Sparkasse durfte Prämiensparvertrag nicht kündigen

Urteil des Landgerichtes Stendal | Verbraucher
von hallelife.de | Redaktion

Positives Urteil für die von der Verbraucherzentrale Sachsen-Anhalt unterstützten Kläger
Am heutigen Vormittag hat das Landgericht Stendal in einem von der Verbraucherzentrale Sachsen-Anhalt unterstützten Verfahren gegen die Kreissparkasse Stendal in zweiter Instanz festgestellt (Az. 22 S 104/18), dass ein Prämiensparvertrag der klagenden Sparer nicht durch Kündigung der Sparkasse Anfang Dezember 2016 wirksam beendet wurde, sondern ungekündigt fortbesteht. Die Revision zum Bundesgerichtshof (BGH) hat das Landgericht nicht zugelassen

In dem Fall hatte die Kreissparkasse Stendal in das Vertragsformular eine Vertragslaufzeit von 1188 Monaten (entspricht 99 Jahre) eingetragen, als der Sparvertrag vom Vater auf den Kläger umgeschrieben wurde. Zudem wurden die 1188 Monate in einer 99jährigen Prämienstaffel als Anlage zum Sparvertrag ausgewiesen, nach der die höchste Prämie explizit ab dem 15. bis zum 99. Sparjahr gezahlt wird.

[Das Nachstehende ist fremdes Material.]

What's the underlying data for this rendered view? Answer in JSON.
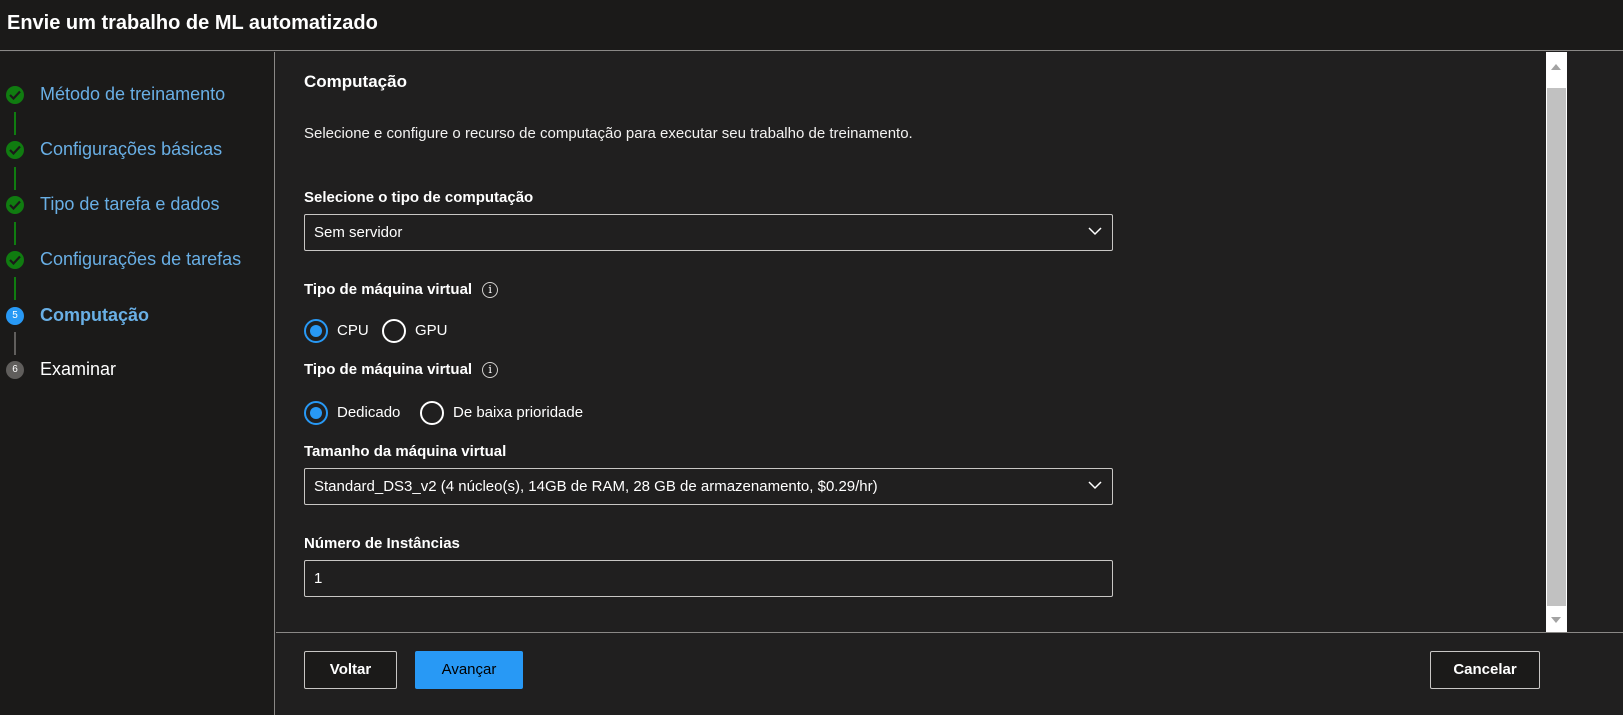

Das Landgericht äußerte schon in der mündlichen Verhandlung am 30.10.2019 die Rechtsauffassung, dass diese vereinbarte Laufzeit und Prämienstaffel von der Sparkasse einzuhalten ist und sie den Vertrag nicht vorher ordentlich kündigen darf. Dabei stützte sich das Landgericht auf die Rechtsprechung des BGH.
Der BGH hatte am 14. Mai dieses Jahres entschieden, dass Sparkassen langfristige Sparverträge unter Umständen erst kündigen dürfen, wenn die vertraglich versprochenen Prämien gezahlt worden sind (Az. XI ZR 345/18). Der vom BGH zu entscheidende Fall betraf auch einen Prämiensparvertrag der Kreissparkasse Stendal. Allerdings war dort keine konkrete Laufzeit vereinbart, sondern eine 15jährige Prämienstaffel, bei der die höchste Prämie „nach dem“ 15. Sparjahr erstmalig erreicht, aber für die anschließenden Folgejahre nicht ausdrücklich im Vertrag aufgeführt wurde. Nach Meinung des BGH können sich Sparer bei einer solchen Vertragsgestaltung nicht gegen eine Kündigung nach Ablauf des 15. Sparjahres wehren.

Derzeit kündigen Sparkassen in Sachsen-Anhalt erneut ihre Prämiensparverträge, die als klassische Vorsorgeverträge ausgelegt sind. Als solche wurden sie von den Verbrauchern abgeschlossen und treu über 15 Jahre bespart.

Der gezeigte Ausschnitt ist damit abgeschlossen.